Aufführung: Im Wohnzimmer der braunen Mörder
Die NSU-Morde haben Deutschland erschüttert. In Braunschweig setzt sich ein Theaterstück mit dem Fall auseinander.
Braunschweig. Sie essen Naturjoghurt, lesen Bestseller, zelten an der Ostsee und ermorden Menschen ausländischer Herkunft sowie eine Polizistin. Die Theaterbar, eine Schauspielstätte des Staatstheaters Braunschweig, wurde am Sonntag zum Wohnzimmer der rechten Terroristen Beate Zschäpe, Uwe Mundlos und Uwe Böhnhardt. Das Publikum honorierte das Stück „Unter Drei“ mit minutenlangem Applaus. Das Uraufführungsprojekt ist eine Kooperation mit dem Ballhaus Ost Berlin und dem Theater Rampe in Stuttgart.
Regisseurin Mareike Mikat bringt Terroristen und Zuschauer ganz nah zueinander, die Rechten begrüßen die Theaterbesucher per Handschlag, servieren ihnen Apfelstücke. Wegschauen geht nicht, eine Auseinandersetzung ist unausweichlich. Anders als im konkreten Fall sind es auf der Bühne zwei Frauen und ein Mann, die sich zu den grausamen Morden bekennen. Und Eva Bay, Gina Henkel und Andrej Kaminsky machen es dem Publikum leicht, ihnen zu folgen. Sie stellen die drei Rechtsextremen glaubhaft als sympathische Mitmenschen mit teuflischer Überzeugung dar.
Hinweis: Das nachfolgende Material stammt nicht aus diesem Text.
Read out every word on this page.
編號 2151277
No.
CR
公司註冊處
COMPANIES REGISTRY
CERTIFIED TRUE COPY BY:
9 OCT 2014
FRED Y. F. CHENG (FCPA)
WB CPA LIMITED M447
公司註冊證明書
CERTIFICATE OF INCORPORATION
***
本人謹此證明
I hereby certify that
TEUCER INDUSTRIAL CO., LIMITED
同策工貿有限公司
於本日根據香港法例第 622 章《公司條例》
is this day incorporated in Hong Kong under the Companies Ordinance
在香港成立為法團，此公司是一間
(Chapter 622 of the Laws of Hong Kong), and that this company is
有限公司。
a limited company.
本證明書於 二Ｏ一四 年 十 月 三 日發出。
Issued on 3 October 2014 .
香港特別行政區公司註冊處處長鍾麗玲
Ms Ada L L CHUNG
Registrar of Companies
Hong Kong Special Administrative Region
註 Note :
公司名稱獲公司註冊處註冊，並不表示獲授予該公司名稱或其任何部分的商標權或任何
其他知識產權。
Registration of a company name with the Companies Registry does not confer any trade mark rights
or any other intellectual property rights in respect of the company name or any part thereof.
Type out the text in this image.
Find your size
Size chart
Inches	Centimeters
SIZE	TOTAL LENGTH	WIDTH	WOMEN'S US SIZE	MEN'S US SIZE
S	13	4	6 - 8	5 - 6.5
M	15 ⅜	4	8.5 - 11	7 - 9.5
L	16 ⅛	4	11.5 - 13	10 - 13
Die Regisseurin erzählt keine geschlossene Geschichte. Die Personen werden umkreist, aber auch Mikat fasst sie nicht, kann nicht erklären, wie sie wirklich ticken. Kaleidoskopartig bringen die Akteure zahlreiche Facetten der Täter und Opfer auf die Bühne: Die möglichen Gedanken der Toten, das Leid der Hinterbliebenen, das Alltagsleben der Terroristen in Zwickau mit familiären Aspekten, Kritik an den Fahndungsmethoden der Polizei und des Verfassungsschutzes, die durch die Wende verloren gegangene gewohnte Sicherheit, das Netzwerk der rechten Szene.
Die Zuschauer sitzen in zwei Reihen an den Längsseiten des Raumes, in der Mitte agieren die Schauspieler. An einer Stirnseite steht ein spießiges Sofa, auf dem die drei immer wieder Platz nehmen. An der anderen Stirnseite werden auf einer Leinwand mal Bilder aus Fernsehnachrichten-Sendungen gezeigt, mal verkörpern die Darsteller in einem Schattenspiel hinter der Wand die Opfer. Das Stück setzt einiges an Vorwissen voraus.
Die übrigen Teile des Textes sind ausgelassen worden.